The ABC story, that “senior people in the Federal government” believed that the US might well bomb Iran’s nuclear facilities as early as next month, and that Australia could be involved in targeting, caused a lot of concern. It was a relief to hear the Prime Minister describe it as simply speculation, and stress that it had not been based on any discussions with him, Julie Bishop, Marise Payne or the Chief of the Defence Force. In later news reports US Secretary of Defense Mattis describing the report as “fiction”.

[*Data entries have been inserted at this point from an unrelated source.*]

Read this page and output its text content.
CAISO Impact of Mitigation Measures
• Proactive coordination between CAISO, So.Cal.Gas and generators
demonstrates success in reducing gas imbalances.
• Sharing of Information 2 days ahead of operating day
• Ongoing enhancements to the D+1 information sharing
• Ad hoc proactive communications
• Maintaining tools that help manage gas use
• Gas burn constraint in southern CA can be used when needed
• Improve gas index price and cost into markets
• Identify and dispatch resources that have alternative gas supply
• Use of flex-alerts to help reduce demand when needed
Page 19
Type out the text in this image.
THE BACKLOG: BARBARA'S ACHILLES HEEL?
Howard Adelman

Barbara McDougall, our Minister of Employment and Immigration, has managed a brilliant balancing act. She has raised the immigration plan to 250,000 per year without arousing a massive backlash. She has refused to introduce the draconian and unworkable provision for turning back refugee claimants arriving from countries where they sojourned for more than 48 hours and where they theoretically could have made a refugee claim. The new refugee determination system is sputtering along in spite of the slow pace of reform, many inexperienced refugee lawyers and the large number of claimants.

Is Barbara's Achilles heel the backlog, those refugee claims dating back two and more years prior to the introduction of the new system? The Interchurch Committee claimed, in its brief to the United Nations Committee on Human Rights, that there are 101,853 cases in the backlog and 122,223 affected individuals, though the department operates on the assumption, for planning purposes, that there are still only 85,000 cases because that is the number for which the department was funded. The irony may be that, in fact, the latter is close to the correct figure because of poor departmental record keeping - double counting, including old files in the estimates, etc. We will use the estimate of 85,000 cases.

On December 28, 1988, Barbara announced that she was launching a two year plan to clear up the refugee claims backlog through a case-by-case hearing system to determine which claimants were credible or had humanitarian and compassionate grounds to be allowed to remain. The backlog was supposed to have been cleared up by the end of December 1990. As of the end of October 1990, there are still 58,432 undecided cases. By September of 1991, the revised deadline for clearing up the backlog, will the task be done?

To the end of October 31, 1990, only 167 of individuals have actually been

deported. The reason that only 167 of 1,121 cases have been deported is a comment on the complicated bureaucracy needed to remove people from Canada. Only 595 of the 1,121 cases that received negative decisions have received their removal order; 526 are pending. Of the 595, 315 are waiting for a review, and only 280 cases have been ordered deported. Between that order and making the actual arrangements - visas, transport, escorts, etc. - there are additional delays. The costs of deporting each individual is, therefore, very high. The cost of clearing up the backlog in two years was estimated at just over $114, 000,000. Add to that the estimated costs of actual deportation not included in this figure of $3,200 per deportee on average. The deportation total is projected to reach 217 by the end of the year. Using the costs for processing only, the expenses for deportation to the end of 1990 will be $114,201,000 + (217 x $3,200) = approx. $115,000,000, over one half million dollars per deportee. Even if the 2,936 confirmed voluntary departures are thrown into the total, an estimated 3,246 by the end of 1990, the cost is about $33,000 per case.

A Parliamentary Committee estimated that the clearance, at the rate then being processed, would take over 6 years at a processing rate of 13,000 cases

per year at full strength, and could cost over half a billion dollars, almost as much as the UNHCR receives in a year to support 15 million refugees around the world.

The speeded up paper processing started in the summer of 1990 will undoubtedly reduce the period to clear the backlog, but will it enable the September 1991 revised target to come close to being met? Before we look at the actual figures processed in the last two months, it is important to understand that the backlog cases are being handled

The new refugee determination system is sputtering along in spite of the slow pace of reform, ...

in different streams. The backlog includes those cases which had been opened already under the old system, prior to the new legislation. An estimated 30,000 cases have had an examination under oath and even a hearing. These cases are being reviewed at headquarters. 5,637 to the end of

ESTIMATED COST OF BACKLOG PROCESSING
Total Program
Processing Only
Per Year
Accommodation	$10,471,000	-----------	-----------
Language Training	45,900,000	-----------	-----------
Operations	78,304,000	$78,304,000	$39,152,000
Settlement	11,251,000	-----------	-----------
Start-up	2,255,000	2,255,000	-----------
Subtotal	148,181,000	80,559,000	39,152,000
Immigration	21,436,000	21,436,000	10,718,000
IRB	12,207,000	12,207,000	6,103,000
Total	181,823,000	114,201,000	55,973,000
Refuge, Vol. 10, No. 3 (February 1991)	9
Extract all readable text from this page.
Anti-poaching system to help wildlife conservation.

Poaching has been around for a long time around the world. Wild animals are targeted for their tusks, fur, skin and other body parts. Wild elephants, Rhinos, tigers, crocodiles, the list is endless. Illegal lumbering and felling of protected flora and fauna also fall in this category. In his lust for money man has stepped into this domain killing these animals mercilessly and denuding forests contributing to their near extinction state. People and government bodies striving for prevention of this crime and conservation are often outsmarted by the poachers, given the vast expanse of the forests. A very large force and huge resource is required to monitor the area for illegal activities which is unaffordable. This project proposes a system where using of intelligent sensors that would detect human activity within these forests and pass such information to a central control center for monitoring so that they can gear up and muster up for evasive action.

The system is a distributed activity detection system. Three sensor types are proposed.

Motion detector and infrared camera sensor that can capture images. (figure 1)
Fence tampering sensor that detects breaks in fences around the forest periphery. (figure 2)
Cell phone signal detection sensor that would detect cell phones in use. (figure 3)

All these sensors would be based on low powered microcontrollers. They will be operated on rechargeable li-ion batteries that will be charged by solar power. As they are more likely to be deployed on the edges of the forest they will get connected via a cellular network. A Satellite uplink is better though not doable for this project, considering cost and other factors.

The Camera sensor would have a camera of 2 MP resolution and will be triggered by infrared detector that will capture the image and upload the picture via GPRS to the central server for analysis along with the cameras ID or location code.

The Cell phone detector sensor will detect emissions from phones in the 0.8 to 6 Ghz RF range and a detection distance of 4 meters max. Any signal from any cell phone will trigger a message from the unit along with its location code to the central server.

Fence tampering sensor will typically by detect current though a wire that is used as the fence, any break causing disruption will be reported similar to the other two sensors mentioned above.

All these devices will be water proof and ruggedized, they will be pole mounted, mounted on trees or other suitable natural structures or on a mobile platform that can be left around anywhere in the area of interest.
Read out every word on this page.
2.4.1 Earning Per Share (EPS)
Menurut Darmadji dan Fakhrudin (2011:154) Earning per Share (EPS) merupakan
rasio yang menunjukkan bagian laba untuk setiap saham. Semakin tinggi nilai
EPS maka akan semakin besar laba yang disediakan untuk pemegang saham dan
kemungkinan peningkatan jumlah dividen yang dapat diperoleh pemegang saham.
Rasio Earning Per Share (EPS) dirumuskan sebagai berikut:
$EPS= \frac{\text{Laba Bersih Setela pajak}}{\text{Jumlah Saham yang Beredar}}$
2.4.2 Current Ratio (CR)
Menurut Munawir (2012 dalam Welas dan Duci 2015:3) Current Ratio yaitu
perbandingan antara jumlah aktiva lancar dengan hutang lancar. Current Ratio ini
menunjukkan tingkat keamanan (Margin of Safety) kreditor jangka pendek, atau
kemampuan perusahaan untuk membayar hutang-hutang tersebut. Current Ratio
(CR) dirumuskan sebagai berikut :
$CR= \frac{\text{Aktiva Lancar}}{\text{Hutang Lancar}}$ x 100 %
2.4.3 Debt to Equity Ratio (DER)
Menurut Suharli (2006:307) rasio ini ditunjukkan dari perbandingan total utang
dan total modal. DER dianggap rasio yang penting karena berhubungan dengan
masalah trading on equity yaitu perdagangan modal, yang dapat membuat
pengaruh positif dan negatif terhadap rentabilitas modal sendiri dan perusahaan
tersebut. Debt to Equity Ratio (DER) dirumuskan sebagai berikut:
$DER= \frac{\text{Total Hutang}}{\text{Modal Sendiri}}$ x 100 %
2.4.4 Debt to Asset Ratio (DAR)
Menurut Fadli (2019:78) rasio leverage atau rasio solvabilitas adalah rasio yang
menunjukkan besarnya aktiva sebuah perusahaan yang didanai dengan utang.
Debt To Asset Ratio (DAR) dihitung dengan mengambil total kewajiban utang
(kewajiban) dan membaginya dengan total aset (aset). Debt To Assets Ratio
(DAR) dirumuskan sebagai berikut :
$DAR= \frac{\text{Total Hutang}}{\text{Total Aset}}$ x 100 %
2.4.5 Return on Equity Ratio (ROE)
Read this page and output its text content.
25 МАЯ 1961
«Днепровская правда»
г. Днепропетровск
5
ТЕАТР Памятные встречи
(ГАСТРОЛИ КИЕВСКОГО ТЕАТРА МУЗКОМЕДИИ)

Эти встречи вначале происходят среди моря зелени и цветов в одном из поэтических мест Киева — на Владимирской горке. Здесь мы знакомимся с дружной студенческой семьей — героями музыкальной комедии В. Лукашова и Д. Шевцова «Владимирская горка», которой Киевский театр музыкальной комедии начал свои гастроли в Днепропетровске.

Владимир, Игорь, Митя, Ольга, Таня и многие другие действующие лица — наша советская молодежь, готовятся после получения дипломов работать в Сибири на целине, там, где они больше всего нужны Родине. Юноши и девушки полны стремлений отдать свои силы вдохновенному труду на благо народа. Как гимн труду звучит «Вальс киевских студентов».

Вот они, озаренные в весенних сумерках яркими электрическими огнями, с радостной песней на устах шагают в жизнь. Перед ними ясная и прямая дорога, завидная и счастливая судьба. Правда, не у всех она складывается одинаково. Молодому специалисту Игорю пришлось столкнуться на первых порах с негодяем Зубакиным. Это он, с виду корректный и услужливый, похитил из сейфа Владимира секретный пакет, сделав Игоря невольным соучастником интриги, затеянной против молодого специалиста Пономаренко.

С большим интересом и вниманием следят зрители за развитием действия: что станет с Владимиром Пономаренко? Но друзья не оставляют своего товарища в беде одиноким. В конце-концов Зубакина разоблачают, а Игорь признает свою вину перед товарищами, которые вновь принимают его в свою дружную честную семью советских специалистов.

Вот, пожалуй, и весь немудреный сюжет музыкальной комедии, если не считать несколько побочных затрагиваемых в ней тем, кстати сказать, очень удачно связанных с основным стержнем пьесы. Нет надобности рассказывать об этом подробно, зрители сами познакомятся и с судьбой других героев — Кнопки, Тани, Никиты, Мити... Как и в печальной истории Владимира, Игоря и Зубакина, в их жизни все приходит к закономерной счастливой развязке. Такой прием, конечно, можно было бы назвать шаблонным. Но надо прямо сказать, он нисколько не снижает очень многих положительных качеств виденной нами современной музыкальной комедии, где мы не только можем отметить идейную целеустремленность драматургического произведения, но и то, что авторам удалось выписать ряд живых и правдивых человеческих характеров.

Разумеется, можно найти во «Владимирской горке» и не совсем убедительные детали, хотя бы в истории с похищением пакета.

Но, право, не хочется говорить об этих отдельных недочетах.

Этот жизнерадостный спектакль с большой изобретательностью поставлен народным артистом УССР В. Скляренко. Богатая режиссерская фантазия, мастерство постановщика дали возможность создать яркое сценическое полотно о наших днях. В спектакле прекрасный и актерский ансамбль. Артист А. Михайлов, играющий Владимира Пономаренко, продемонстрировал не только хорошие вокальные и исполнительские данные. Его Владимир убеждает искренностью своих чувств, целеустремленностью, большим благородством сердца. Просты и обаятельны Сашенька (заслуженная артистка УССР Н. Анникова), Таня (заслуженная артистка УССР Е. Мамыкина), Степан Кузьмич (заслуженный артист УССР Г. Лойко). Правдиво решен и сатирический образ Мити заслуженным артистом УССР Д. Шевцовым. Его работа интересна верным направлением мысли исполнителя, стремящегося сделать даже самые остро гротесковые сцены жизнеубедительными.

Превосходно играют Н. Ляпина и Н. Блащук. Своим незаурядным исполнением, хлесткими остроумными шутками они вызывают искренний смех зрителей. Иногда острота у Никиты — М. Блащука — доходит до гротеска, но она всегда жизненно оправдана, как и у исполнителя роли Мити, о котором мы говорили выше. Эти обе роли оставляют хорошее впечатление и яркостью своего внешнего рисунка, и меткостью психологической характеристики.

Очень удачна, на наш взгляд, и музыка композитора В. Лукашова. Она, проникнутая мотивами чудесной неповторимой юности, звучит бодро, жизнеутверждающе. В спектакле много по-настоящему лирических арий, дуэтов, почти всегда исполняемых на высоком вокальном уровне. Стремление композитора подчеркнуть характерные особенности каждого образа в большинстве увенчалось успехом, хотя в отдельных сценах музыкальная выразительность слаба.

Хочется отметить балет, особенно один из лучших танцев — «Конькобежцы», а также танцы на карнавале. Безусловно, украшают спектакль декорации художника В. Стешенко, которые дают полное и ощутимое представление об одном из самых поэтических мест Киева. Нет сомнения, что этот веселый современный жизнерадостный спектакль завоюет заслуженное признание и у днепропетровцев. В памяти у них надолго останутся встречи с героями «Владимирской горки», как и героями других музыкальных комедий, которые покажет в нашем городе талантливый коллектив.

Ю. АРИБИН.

Indeed it would be the height of absurdity, and of contradictory policies, for the US to bomb Iran to attack its nuclear facilities, given that the US has just imperilled the continued existence of an agreement specifically designed to halt Iran’s nuclear weapons program, an agreement which the IAEA has said is working effectively.  But there remain reasons for concern, some to do with Iran and the situation around it, and some to do with American domestic politics.  As regards reasons more to do with Iran, it is a fact that there are a lot of highly placed people in the US who are intensely suspicious of Iran and its role and ambitions in the Middle East, and who always thought that the nuclear deal with Iran was too soft.  Trump’s National Security Adviser, John Bolton, is one of them.  He is quoted in the “Sydney Morning Herald” as saying that “President Trump told me that if Iran does anything at all to the negative, they will pay a price like few countries have ever paid”.  Israel, always influential in the United States and particularly so with the current government, has been active in seeking to establish Iran’s untrustworthiness in regard to nuclear matters.

Other reasons are more to do with US domestic politics, and the increasing pressure Trump is under, over scandals to do with women, Russian money going into his businesses, and Russian “collusion” with his campaign during the 2016 election.  It’s a truism in international relations that a leader in domestic trouble may turn to a foreign adventure as a way of diverting attention from circumstances at home.  Trump is known as a master of diversion, and in the enormously powerful US military he has a very potent instrument to use if he decides to take that course.

Geoff Miller is a former Australian diplomat and government official.